La consecuencia de olvidarse de la pluma y el tintero, es que de a poco se pierde la capacidad de reflexionar con claridad, de aterrizar los pensamientos de manera tal que resulte didáctico compartirlos y hasta una forma lúdica de expiar el espíritu tan contaminado en estos días, en los que hasta un esperma se produce ya de forma sintética.
Con ese preámbulo que en realidad esconde la advertencia de que las siguientes palabras pueden percibirse enmohecidas, paso a explicar el tema que da título al presente texto, que por desgracia no es novedoso y tal vez ni siquiera un poco interesante, pero que definitivamente me ha quitado el sueño un par de noches. ¿Por qué rayos la gente aprovecha la menor provocación para sumergirse en la nostalgia?
Comprendería si de vez en cuando, al tropezar con destellos del pasado, las añoranzas de ese mundo mejor nos provocaran espasmos, pero si todos los días hablamos con alguien, miramos fotografías del tiempo que no volverá o escuchamos canciones que nos remontan al pasado, ¿cómo es que lo extrañamos tanto?
Yo por ejemplo escribo todos los días. Hago la lista del supermercado, anoto las cosas que se supone debería hacer en el trabajo, aunque casi nunca las realizo; envío reportes a mis jefes, construyo mensajes que pretenden atraer usuarios hacia las cosas que hacemos en la oficina, en fin que me la paso tecleando 16 horas al día y sin embargo extraño escribir en mi diario íntimo, que paradójicamente está abierto a todo el mundo.
Hay quienes extrañan a su madre, su novio o su hijo, aunque todo el día estén peleando con ellos. ¿Es eso sano o simplemente una prueba irrefutable de que necesitamos estar inconformes con lo que tenemos, para confirmar que estamos vivos y que tenemos una nueva oportunidad para ignorar lo que nos rodea y desear lo que ya perdimos?
En un intento por responder este enigma metafísico, hice una lista con las cosas que más extraño y, para mi sorpresa, resultó más abultada de lo que jamás habría imaginado, por lo que decidí recortarla solamente a los 10 aspectos que verdaderamente anhelo de mi pasado, pues corría peligro de caer en una profunda depresión y nada es más frustrante que inducirse estados de desánimo solo por llamar la atención.
Extraño:
1.- Los momentos que no hubo televisión en casa, porque gracias a ellos descubrí las bondades de perder el tiempo caminando sin rumbo fijo.
2.- Los días en que podía comer lo que fuera sin tener que hacer complicadas operaciones para calcular si subiría o no de peso, la forma en que se modificaría el índice de masa corporal y el número de horas a la semana que debería pasar corriendo en la banda de plástico como ratón de laboratorio para mantener mi cuerpo en equilibrio, aunque mentalmente estuviera hecho trizas.
3.- No tener que recorrer varias veces toda la frecuencia radial para encontrar una buena canción.
4.- El espacio vital de no más de 20 pasos para llamar en diferentes puertas y encontrar amigos en todas ellas.

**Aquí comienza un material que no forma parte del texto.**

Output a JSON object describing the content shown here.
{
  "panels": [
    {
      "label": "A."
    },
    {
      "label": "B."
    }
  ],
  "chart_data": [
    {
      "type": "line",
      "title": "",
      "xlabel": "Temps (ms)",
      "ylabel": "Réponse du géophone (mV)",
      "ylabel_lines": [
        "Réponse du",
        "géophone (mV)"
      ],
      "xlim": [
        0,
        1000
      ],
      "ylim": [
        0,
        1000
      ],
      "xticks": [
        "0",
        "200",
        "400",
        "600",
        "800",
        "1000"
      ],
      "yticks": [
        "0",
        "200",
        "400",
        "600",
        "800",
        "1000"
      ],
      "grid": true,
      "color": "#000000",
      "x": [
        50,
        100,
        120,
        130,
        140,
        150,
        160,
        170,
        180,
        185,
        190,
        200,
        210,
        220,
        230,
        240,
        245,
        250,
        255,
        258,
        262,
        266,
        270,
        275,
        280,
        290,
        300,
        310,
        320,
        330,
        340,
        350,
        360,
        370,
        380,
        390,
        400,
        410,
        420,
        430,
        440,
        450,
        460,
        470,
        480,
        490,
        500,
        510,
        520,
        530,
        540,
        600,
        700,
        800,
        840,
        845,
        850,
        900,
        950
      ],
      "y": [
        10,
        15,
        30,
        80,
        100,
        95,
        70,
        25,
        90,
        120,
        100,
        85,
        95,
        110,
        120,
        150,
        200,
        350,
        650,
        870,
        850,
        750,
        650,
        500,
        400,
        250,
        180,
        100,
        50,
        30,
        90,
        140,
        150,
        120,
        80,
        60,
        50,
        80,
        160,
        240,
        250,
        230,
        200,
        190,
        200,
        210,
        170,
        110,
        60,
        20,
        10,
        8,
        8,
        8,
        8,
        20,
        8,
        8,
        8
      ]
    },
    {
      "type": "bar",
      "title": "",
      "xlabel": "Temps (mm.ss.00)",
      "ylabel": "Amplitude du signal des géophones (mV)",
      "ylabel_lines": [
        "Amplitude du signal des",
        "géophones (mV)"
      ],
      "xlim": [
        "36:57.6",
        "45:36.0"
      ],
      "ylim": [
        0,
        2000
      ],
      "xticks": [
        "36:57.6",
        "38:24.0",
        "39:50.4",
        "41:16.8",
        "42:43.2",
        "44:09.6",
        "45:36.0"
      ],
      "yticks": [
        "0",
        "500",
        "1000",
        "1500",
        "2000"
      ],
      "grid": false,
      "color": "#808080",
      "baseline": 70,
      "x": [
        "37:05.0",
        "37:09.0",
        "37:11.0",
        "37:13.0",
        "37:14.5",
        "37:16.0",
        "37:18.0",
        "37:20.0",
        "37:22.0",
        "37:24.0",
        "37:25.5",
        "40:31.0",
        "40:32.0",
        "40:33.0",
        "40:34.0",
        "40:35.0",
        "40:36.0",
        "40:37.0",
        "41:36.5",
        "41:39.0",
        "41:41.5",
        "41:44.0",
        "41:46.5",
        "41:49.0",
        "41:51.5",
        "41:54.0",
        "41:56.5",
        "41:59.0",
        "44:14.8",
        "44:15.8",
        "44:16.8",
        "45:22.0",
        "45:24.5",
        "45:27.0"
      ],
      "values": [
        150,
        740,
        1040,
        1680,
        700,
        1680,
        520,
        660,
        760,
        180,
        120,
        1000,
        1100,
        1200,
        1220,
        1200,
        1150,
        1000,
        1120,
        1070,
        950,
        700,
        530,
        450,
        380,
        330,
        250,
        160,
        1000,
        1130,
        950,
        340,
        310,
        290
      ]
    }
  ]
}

Ahora timbró en todas las puertas a mi alrededor y cada vez aparece un rostro diferente que habla un idioma distinto y generalmente con tendencias de difícil definición.
5.- Los momentos de incertidumbre por saber si algún día tendría pareja. Ahora que la tengo, en ocasiones no sé qué hacer con ella.
6.- Caminar bajo la lluvia disfrutando ver cómo salen burbujas de las costuras de los zapatos.
7.- Comprar 100 gramos de jamón, dos trozos de pan, una gaseosa y una bolsa individual de fritura. Odio ser forzado a abastecerme por toneladas.
8.- Las conversaciones de viva voz con mis hermanos, mi madre y mis amigos. Ahora todos son trozos de plástico pegados al oído y rostros planos que en el mejor de los casos puedo mirar en alta definición.
9.- La incertidumbre y la prisa por saber lo que haría cuando cumpliera 20 años. Ahora estoy por llegar a los 40 y no sé si respondí satisfactoriamente la primera duda.
10.- Cuando las cosas más valiosas de mi vida cabían en una caja de zapatos que nadie se interesaba por abrir.
Ahora, si me permiten, necesito un antidepresivo.